In this issue, Trek is exploring the topic of migration. I have a particular interest in this topic, both as the president of an incredibly diverse university and as the child of immigrants.
I was born in Vancouver in 1962, some years after my father and mother had emigrated from Japan to North America with little more than a suitcase. At the time, my father was a professor of mathematics at UBC. We didn’t stay long in Vancouver. During my childhood, my family moved first to Philadelphia, where my father taught at the University of Pennsylvania, and then to Baltimore and Johns Hopkins University.
My own academic career has taken me to three different countries – Canada, the United States and England. I have not only lived in and experienced different cultures, I have had the privilege of meeting people from all over the world, and I learned a lot from them. My travels also had an unexpected bonus; it was while studying at McGill University in Montreal that I met my wife, Wendy.
But travel for work or study also brings disruptions and requires a degree of adjustment.
Even coming back to Vancouver, after many years away from the city of my birth, required adjustments, and I don’t just mean needing to pack extra rain gear! Or adjusting to the fact that Canadians seem to be more interested in hockey than in college football and basketball.
I encountered different values, different attitudes, even different food. I had to learn what was meant by poutine and a double-double. More seriously, my daughter had to adjust to a new school with a very different curriculum. And we had to make new friends and say goodbye to old ones. But over time, we made those adjustments. We made new friends and discovered new neighbourhoods.
And now, as president and vice-chancellor of UBC – which was recently ranked the most international university in North America – I have the honour to lead a very diverse institution. Our faculty, students and staff come from many different countries around the world – more than 160 – bringing with them different cultural, socio-economic, and political perspectives.
Leading such a diverse institution brings challenges.
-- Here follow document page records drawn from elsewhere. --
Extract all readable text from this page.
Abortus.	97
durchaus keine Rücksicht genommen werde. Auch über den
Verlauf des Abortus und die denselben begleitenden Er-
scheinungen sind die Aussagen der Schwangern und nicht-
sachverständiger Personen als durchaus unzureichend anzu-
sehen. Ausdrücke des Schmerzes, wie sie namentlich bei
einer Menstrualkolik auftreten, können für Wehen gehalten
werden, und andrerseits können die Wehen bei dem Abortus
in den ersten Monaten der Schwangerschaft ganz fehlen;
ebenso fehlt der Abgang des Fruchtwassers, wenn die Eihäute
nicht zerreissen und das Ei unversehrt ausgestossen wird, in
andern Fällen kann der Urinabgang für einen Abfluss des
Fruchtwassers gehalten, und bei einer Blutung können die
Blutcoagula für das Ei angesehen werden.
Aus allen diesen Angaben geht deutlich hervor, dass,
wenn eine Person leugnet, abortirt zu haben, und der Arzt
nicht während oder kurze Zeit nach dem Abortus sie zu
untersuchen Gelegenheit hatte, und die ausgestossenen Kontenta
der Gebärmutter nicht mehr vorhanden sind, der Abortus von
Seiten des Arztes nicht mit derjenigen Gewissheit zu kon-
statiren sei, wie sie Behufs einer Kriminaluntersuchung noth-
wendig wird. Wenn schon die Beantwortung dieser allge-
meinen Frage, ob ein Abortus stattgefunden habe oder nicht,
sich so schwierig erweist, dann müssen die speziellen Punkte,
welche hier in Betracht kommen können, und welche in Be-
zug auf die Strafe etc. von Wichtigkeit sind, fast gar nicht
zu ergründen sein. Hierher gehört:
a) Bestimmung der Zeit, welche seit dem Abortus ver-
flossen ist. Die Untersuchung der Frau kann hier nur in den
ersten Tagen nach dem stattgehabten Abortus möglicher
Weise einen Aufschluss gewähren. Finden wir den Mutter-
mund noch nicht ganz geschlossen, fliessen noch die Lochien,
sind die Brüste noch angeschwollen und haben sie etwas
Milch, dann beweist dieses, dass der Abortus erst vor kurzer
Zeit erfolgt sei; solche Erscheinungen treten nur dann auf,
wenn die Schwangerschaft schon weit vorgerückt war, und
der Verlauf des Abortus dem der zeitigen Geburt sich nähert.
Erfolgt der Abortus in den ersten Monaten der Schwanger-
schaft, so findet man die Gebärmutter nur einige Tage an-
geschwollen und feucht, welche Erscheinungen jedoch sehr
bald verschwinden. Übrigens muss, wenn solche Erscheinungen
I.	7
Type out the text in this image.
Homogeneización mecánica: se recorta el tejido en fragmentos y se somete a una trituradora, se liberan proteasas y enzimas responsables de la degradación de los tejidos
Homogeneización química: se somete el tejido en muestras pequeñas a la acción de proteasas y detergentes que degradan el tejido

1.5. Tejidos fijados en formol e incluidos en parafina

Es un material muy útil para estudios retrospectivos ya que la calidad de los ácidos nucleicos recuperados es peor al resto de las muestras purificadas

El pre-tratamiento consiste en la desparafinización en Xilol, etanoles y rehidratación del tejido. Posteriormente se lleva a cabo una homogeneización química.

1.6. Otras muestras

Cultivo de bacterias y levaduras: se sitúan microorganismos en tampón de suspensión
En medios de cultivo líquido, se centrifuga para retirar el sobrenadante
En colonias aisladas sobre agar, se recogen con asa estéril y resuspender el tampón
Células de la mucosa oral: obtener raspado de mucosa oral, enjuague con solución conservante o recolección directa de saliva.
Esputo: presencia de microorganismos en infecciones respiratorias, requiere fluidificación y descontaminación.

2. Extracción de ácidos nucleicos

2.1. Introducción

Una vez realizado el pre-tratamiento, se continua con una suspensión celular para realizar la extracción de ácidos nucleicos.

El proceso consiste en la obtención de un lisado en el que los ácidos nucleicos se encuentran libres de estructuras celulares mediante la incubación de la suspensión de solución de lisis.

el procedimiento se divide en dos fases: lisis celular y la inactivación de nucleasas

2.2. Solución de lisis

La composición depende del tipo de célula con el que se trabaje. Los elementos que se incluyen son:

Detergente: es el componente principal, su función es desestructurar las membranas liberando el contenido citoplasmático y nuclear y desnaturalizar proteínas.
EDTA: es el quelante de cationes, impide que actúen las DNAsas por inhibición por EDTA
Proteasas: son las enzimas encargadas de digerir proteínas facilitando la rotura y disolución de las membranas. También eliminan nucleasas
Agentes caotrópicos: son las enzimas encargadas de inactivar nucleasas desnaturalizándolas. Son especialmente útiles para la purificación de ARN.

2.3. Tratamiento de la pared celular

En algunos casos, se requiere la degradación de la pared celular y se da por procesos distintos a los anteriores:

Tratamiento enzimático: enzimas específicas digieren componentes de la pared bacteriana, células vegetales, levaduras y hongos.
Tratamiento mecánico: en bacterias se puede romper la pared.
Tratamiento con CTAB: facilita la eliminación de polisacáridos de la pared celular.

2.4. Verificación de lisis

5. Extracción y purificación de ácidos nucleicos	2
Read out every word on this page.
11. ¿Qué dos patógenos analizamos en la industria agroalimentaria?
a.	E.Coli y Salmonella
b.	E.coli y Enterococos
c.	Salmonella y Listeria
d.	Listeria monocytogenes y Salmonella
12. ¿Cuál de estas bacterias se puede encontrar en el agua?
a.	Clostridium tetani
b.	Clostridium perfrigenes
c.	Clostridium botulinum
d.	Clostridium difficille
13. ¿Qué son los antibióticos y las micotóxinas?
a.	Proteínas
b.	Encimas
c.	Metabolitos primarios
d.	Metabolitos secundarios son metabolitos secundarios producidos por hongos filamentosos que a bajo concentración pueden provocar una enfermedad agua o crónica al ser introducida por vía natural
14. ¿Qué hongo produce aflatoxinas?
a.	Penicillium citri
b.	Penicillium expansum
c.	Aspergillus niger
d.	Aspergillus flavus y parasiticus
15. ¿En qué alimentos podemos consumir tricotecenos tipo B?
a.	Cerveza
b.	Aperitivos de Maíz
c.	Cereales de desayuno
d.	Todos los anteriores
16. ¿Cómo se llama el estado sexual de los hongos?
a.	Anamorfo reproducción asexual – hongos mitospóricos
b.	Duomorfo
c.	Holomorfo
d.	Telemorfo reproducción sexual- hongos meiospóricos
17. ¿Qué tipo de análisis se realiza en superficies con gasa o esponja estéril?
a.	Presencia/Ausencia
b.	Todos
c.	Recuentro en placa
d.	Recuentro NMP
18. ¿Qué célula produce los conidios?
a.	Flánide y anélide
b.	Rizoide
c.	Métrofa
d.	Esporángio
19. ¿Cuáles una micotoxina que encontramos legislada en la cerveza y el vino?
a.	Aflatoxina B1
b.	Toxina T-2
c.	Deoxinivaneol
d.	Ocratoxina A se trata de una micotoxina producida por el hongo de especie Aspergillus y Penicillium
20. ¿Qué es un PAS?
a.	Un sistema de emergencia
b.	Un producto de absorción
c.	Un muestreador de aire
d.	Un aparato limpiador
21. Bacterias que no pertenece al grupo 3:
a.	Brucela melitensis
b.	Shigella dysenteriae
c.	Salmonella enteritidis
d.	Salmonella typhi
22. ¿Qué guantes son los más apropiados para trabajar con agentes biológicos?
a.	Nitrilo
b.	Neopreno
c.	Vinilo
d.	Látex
As university administrators, we have to be aware that our international students face pressures in addition to the normal ones that all students face: being far from their homes, their families and their friends; adapting to a different culture and perhaps a different language; and getting used to different ways of studying and learning. Some may have visa, funding or health care issues, as well.
As an institution, we must be welcoming and do our utmost to accommodate religious observances, dietary restrictions, and social and cultural mores. As scholarship becomes more global and the university more diverse, this becomes ever more important. But these are good challenges to have. Countries, cultures, individuals, and institutions such as UBC benefit from immigration and emigration.
Not only does UBC attract international students, but our faculty, staff and students are able to take advantage of opportunities outside of Canada – enriching those institutions with their UBC experiences. Right now, of course, such opportunities are on hold, and most of our international students are taking their classes virtually. But they are still a vital part of our community, and their participation enriches us all. Someday, when the pandemic is over, we look forward to welcoming them back in person.
As Antoine de Saint-Exupéry, author of The Little Prince, pointed out: Those who are different from me do not impoverish me – they enrich me. Our unity is constituted in something higher than ourselves – in Humanity.